Open
Description
Seems like pandas
in the latest versions raises an error when trying to merge the measured and calcualted frequency columns when astroquery
returns the Splatalogue query.
The error stack:
ValueError Traceback (most recent call last)
<ipython-input-30-ec137040be31> in <module>
1 # this runs through splatalogue
----> 2 session.process_splatalogue(auto=True)
~\anaconda3\lib\site-packages\pyspectools\spectra\assignment.py in process_splatalogue(self, auto, progressbar)
2211 else:
2212 width = self.session.freq_prox * frequency
-> 2213 splat_df = analysis.search_center_frequency(frequency, width=width)
2214 if splat_df is not None:
2215 # Filter out lines that are way too unlikely on grounds of temperature
~\anaconda3\lib\site-packages\pyspectools\spectra\analysis.py in search_center_frequency(frequency, width)
294 if splat_df.isna().any().sum():
295 # Replace missing experimental data with calculated
--> 296 splat_df["Frequency"].fillna(splat_df["Freq-GHz"], inplace=True)
297 # Convert to MHz
298 splat_df["Frequency"] *= 1000.
~\anaconda3\lib\site-packages\pandas\core\series.py in fillna(self, value, method, axis, inplace, limit, downcast)
4461 downcast=None,
4462 ) -> Optional["Series"]:
-> 4463 return super().fillna(
4464 value=value,
4465 method=method,
~\anaconda3\lib\site-packages\pandas\core\generic.py in fillna(self, value, method, axis, inplace, limit, downcast)
6406 )
6407
-> 6408 new_data = self._mgr.fillna(
6409 value=value, limit=limit, inplace=inplace, downcast=downcast
6410 )
~\anaconda3\lib\site-packages\pandas\core\internals\managers.py in fillna(self, value, limit, inplace, downcast)
619
620 def fillna(self, value, limit, inplace: bool, downcast) -> "BlockManager":
--> 621 return self.apply(
622 "fillna", value=value, limit=limit, inplace=inplace, downcast=downcast
623 )
~\anaconda3\lib\site-packages\pandas\core\internals\managers.py in apply(self, f, align_keys, ignore_failures, **kwargs)

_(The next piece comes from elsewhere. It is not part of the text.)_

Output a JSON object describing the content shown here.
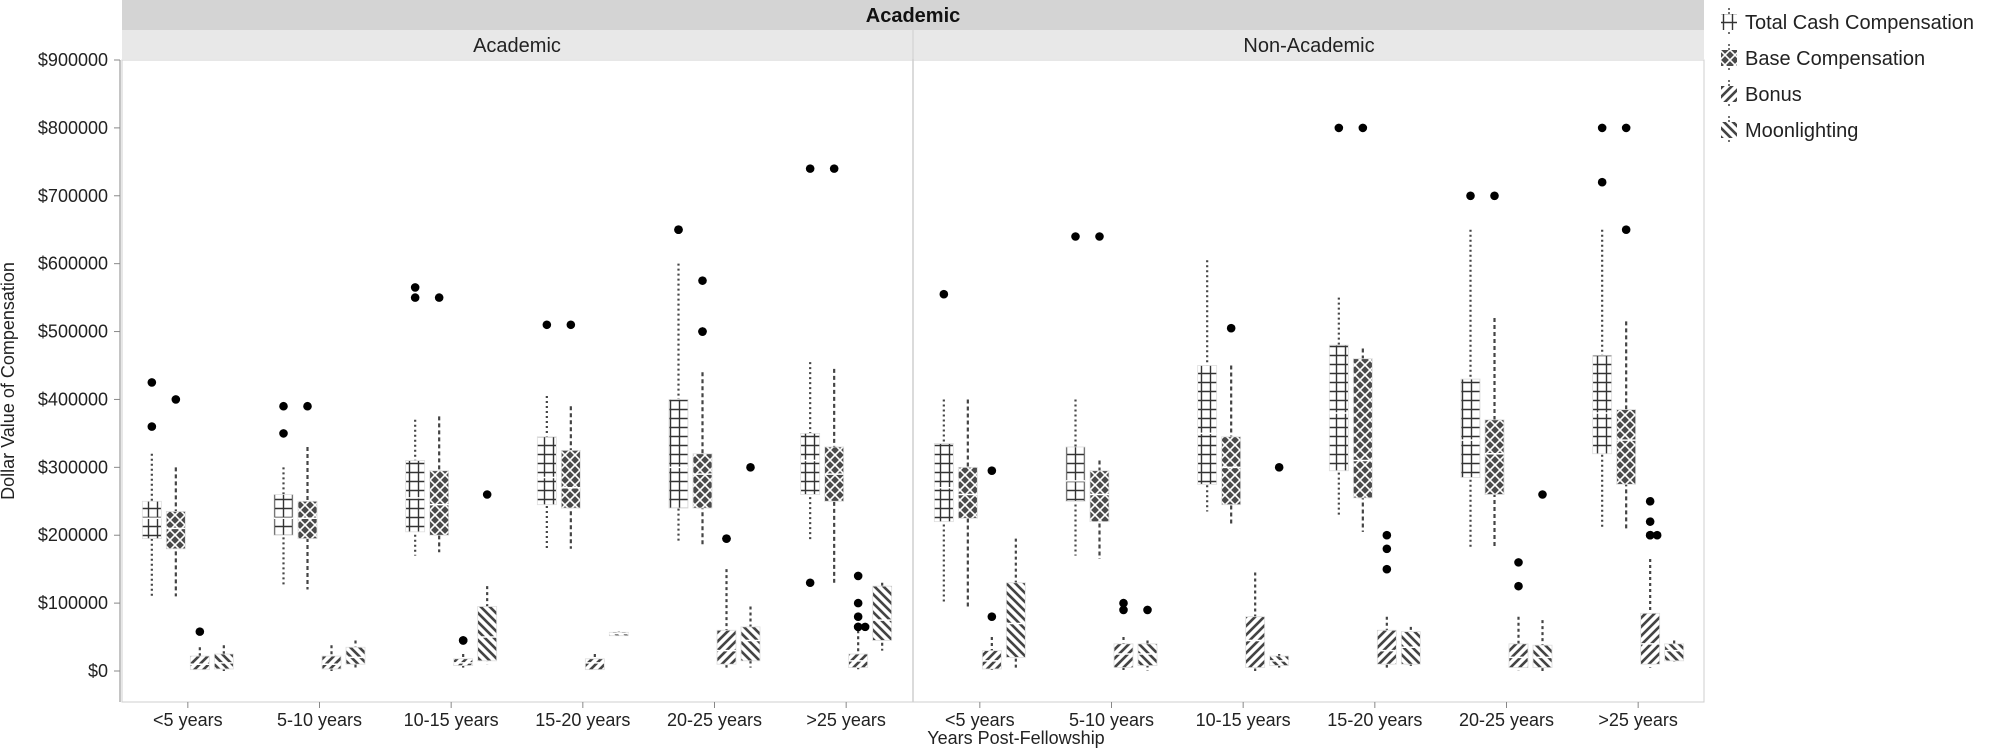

425 applied = b.apply(f, **kwargs)
426 else:
--> 427 applied = getattr(b, f)(**kwargs)
428 except (TypeError, NotImplementedError):
429 if not ignore_failures:
~\anaconda3\lib\site-packages\pandas\core\internals\blocks.py in fillna(self, value, limit, inplace, downcast)
441 if self._can_hold_element(value):
442 nb = self if inplace else self.copy()
--> 443 nb._putmask_simple(mask, value)
444 # TODO: should be nb._maybe_downcast?
445 return self._maybe_downcast([nb], downcast)
~\anaconda3\lib\site-packages\pandas\core\internals\blocks.py in _putmask_simple(self, mask, value)
1067 else:
1068 # GH#37833 np.putmask is more performant than __setitem__
-> 1069 np.putmask(values, mask, value)
1070
1071 def putmask(
<__array_function__ internals> in putmask(*args, **kwargs)
~\anaconda3\lib\site-packages\pandas\core\arrays\masked.py in __array__(self, dtype)
237 We return an object array here to preserve our scalar values
238 """
--> 239 return self.to_numpy(dtype=dtype)
240
241 def __arrow_array__(self, type=None):
~\anaconda3\lib\site-packages\pandas\core\arrays\masked.py in to_numpy(self, dtype, copy, na_value)
218 and na_value is libmissing.NA
219 ):
--> 220 raise ValueError(
221 f"cannot convert to '{dtype}'-dtype NumPy array "
222 "with missing values. Specify an appropriate 'na_value' "
ValueError: cannot convert to 'float64'-dtype NumPy array with missing values. Specify an appropriate 'na_value' for this dtype.